• We’re currently investigating an issue related to the forum theme and styling that is impacting page layout and visual formatting. The problem has been identified, and we are actively working on a resolution. There is no impact to user data or functionality, this is strictly a front-end display issue. We’ll post an update once the fix has been deployed. Thanks for your patience while we get this sorted.

1:1 Pixel Mapping and ATI Cards

UltimaBoB

Member
I am buying a new computer this week.

I want to buy the Acer 24" 2423w LCD display or possibly the new BenQ FP241w when it comes out.

I was planning on using an ATI card - but I hear now that if your monitor doesn't support 1:1 pixel mapping you will want an NVidia card to do it for you - if you go ATI then you have a problem. Is this true?
 
It's true - ATI cards just plain do not do pixel scaling in software.

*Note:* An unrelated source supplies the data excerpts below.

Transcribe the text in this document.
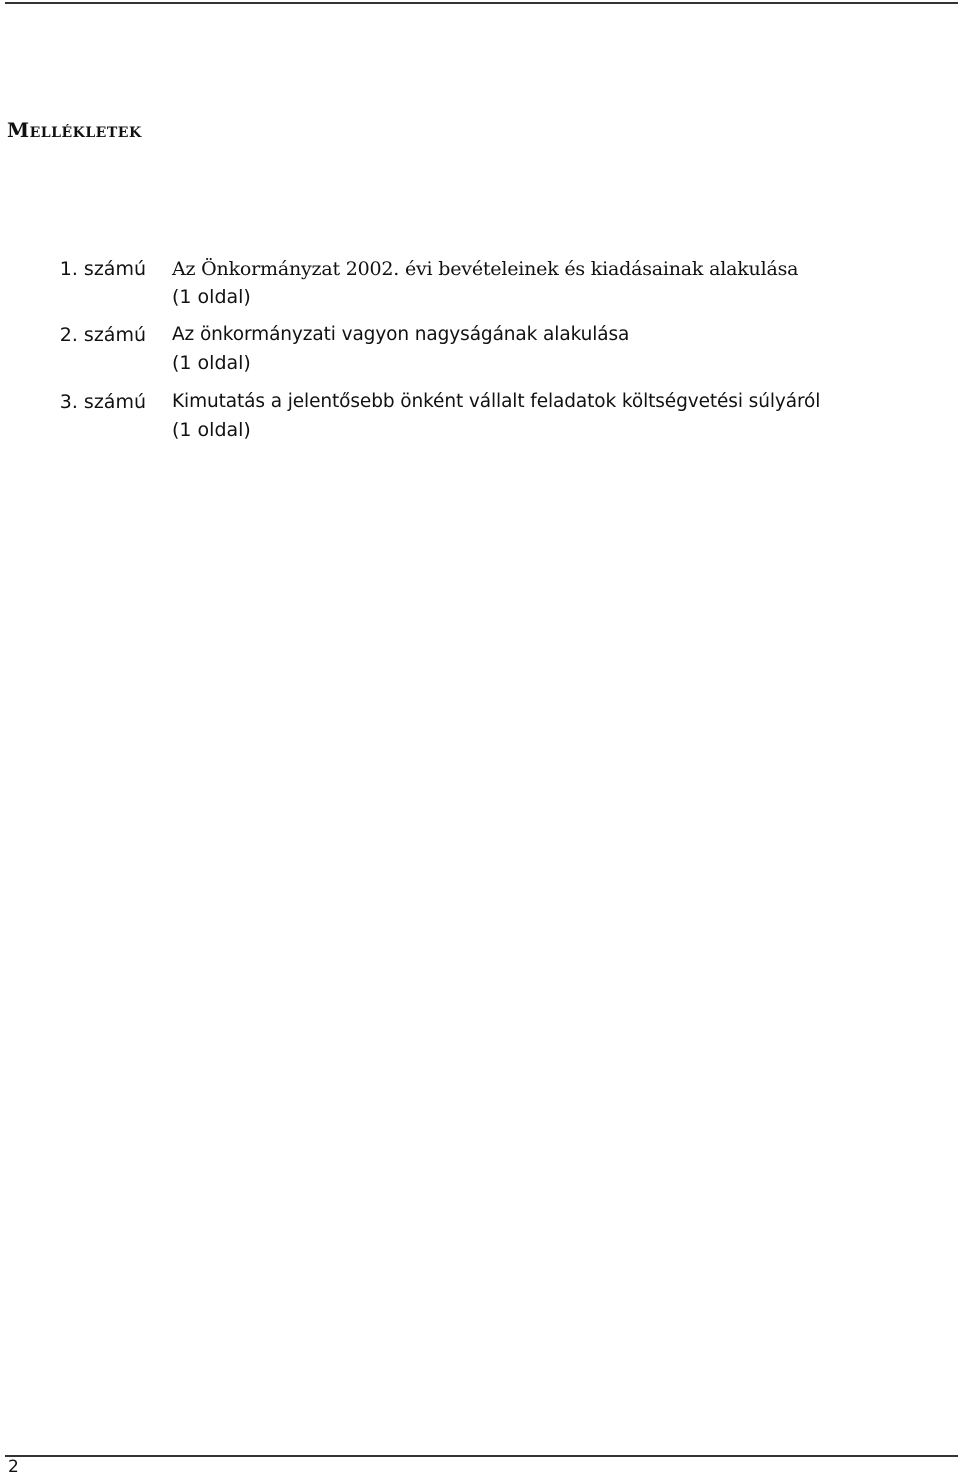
Mellékletek
1. számú Az Önkormányzat 2002. évi bevételeinek és kiadásainak alakulása
(1 oldal)
2. számú Az önkormányzati vagyon nagyságának alakulása
(1 oldal)
3. számú Kimutatás a jelentősebb önként vállalt feladatok költségvetési súlyáról
(1 oldal)
2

Maybe someone else here will know if those screens do 1:1 pixel mapping or not; my bet is that Acer won't and the BenQ might.
 
In the ATI Catalyst Control center there is an option under Digital Panel Properties->Attributes->Image Scaling->Use centered timings.

I think that does what you want...

 
ATI cards can use centered timings, or 1:1, as tigen said. Nvidia allows custom resolutions to be manually added in the drivers, ATI does not. One can use Powerstrip to add custom resolutions if you need them and own an ATI card.

What you need to be careful of is whether or not the MONITOR will scale the images automatically and whether or not you can disable that in the OSD. For example my new LG L204WT will automatically stretch any 5:4 or 4:3 ratio input signal to 16:10, I can't disable it in the monitor OSD so I'm forced to use a wacky ratio just to get black bars in older games.
 
Originally posted by: tigen
In the ATI Catalyst Control center there is an option under Digital Panel Properties->Attributes->Image Scaling->Use centered timings.

I think that does what you want...

True, however, it only works in certain games. Some games will still stretch to fit the entire panel despite centered timings being on (HL2 is a good example.)
 
Originally posted by: 1Dark1Sharigan1
Originally posted by: tigen
In the ATI Catalyst Control center there is an option under Digital Panel Properties->Attributes->Image Scaling->Use centered timings.

I think that does what you want...

True, however, it only works in certain games. Some games will still stretch to fit the entire panel despite centered timings being on (HL2 is a good example.)

The beauty of HL2, however, is that it supports 16:9 and 16:10 resolutions out of the box, and that it performs great at high res -- even a single X1900XT will give you excellent performance even at 1920X1200.